I came across the following interview question :
In an online gaming company, customer churn is defined in terms of the number of days of continuous inactivity of the player. So how will you find the optimum number of days for which if the player is inactive, then he can be considered as churned?
I was thinking something along the lines of a Bayesian approach but I am not sure how to go ahead.
Any help in the right direction would be much appreciated.
I'd first take a look at the available data, in particular at the distribution of inactivity days before activity is resumed. Some players pause for a day or two and then become active again, some pause for a week etc. For active users, I'd expect a Poisson or an exponential distribution. Whatever the distribution, I'd try to find its parameters.
The next question would be to quantify profits and losses from correct and false classification. This is something the company should be able to tell you. I.e. each churned user in the database costs x\$, deleting a still active user would cost us y\$ etc.
With that information and the above probability distribution you can calculate the expected profits/losses and draw the boundary where expected profits and expected losses are equal.
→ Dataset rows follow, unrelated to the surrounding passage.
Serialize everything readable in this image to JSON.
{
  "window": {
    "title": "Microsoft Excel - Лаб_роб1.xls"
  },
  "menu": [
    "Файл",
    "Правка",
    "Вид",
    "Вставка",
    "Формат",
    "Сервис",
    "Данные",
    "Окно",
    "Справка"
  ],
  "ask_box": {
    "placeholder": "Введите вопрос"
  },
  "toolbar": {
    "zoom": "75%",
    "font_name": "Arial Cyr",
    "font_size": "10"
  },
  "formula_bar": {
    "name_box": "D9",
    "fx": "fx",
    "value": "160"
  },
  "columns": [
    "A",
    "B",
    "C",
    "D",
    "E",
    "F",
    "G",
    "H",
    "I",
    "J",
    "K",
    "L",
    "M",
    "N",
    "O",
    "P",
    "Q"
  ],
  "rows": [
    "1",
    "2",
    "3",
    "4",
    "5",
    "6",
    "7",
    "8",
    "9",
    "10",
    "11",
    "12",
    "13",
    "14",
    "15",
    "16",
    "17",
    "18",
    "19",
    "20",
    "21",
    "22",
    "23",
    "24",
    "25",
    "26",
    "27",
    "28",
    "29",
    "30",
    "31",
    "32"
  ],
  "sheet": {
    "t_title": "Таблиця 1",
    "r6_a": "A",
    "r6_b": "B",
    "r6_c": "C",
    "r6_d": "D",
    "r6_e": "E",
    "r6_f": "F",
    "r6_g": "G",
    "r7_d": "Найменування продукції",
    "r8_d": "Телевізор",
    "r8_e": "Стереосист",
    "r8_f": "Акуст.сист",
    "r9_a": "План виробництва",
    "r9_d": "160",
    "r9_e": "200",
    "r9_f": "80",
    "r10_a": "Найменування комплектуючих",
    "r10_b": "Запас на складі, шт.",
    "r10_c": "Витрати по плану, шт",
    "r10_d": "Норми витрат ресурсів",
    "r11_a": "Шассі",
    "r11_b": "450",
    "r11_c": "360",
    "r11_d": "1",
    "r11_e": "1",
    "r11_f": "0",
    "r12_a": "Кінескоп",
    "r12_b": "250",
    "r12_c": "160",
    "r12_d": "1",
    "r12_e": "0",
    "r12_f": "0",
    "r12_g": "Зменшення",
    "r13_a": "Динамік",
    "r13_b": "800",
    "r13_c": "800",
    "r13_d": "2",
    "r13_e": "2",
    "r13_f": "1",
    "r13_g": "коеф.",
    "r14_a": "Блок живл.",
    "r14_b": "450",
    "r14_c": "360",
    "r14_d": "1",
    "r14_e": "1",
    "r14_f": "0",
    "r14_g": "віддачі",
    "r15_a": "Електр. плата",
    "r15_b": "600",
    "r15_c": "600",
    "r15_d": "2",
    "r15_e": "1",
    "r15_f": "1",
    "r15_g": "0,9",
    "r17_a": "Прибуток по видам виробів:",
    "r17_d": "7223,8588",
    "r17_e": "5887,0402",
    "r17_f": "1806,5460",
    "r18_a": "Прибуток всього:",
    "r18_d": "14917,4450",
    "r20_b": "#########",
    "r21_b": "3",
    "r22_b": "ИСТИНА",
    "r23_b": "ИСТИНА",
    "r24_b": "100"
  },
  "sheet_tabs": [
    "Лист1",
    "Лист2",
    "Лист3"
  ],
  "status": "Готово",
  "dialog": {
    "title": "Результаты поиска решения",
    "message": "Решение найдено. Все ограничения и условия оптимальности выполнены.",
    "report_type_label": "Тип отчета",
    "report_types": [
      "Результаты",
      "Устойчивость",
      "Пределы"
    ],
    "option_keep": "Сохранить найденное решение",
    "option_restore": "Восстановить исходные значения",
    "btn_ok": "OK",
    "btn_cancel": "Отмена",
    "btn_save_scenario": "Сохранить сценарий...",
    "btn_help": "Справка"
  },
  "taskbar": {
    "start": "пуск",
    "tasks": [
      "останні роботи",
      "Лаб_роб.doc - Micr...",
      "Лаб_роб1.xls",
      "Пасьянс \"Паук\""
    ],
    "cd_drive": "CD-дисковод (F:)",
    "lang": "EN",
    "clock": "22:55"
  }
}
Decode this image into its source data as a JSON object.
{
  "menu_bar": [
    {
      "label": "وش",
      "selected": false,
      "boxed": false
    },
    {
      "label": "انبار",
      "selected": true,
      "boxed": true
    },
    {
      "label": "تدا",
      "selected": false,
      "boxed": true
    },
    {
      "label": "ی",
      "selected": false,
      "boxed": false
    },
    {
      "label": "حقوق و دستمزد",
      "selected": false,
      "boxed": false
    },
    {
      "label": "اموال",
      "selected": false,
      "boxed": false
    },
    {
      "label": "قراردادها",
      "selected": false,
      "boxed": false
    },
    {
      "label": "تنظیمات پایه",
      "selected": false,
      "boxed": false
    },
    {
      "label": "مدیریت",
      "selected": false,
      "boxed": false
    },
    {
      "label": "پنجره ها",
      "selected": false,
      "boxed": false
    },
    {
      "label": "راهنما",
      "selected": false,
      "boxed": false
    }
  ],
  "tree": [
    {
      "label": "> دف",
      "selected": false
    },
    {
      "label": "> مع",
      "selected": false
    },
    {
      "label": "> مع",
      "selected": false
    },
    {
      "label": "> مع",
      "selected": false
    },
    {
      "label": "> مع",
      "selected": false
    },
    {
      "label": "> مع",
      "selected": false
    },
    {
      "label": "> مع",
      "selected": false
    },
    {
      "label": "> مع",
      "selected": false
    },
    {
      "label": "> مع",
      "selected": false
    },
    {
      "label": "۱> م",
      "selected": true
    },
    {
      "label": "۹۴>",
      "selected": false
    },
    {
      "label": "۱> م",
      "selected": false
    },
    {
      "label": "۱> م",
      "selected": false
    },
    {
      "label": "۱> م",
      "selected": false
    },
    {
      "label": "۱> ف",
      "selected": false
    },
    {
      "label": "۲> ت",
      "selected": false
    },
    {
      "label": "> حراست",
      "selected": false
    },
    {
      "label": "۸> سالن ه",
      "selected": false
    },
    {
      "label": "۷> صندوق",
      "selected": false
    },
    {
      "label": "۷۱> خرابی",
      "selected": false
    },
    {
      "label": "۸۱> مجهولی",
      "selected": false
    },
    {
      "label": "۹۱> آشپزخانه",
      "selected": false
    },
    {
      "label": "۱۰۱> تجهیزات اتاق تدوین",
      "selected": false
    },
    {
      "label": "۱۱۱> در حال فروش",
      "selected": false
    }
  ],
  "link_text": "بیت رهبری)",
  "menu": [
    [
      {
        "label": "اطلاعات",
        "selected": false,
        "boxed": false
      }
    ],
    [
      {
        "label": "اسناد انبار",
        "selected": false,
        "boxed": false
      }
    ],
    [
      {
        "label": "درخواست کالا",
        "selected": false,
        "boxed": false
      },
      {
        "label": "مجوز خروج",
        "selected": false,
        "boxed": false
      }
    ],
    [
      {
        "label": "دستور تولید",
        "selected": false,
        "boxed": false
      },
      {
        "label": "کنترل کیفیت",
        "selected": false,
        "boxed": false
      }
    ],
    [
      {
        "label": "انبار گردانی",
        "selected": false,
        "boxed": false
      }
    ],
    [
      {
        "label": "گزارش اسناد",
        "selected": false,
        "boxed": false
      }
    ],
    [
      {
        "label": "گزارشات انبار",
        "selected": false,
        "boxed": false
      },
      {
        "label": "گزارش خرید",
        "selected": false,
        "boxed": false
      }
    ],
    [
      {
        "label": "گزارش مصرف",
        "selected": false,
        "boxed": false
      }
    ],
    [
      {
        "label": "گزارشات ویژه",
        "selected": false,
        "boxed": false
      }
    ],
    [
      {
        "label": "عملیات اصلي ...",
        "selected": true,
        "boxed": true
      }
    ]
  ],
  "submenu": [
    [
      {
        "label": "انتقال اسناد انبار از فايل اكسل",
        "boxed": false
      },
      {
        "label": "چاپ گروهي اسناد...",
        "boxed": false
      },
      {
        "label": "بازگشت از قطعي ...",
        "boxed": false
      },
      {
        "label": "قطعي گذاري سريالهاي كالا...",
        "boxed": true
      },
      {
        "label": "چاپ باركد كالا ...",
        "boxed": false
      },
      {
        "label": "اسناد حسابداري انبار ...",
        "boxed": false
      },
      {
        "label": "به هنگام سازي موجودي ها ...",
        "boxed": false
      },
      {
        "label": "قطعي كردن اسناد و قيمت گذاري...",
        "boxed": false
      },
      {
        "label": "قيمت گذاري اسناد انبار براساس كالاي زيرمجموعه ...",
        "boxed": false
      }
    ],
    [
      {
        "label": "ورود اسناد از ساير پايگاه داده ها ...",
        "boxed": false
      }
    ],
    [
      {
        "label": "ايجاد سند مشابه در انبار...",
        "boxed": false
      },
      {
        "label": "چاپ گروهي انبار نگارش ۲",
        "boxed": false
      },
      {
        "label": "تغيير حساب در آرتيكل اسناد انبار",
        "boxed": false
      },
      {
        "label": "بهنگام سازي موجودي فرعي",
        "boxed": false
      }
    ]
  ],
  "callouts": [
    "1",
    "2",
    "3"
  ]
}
The question is very vague, so I expect they want to see your view on it, how you would solve it. Without more information there are many ways in which you could do this.
One example would be using a logistic regression model, which would not only "classify" the players into churned or not churned, but would also give you the odds of a player doing so, given the time passed.
Another example would be to fit a distribution to the data - time passed, say Weibull distribution, finding the parameters which best fit the data, and then selecting a quantile as your threshold of churned / not churned.
There are many ways to do it.
The simple way would be the following:
You need to identify a cut-off point for which, when surpassed at least $\alpha$% of people never come back to play. Never can be defined as a) a big time-frame e.g:3 years or b) Uninstall of the game. You fix the $\alpha$ (for this example I'll go for $\alpha=95$) and you then try to find the minimum cut-off point. For instance, For all cases of gamers in the dataset that have surpassed the cutoff point of 6-months without playing, 90% never come back. Thus the 6 month is too low. You continue until you identify a cut-off point e.g: 7 months for which $\alpha$% so 95% of gamers who have surpassed it never came back and that would be the simplified answer. You can basically define you own parameters and do an ROC analysis or something similar to identify the optimal cut-off point.
The complicated way would be to do it a bit more "personalised". In that case you would need to cluster people based on their "natural return rates" (every time they come back to play is a time difference). There are many ways to cluster them but the idea here is the you create groups of people that have "as similar return rates as possible". Afterwards you identify cut-off points for each group based on the analysis above.
These are just some examples but it's a really open question in general.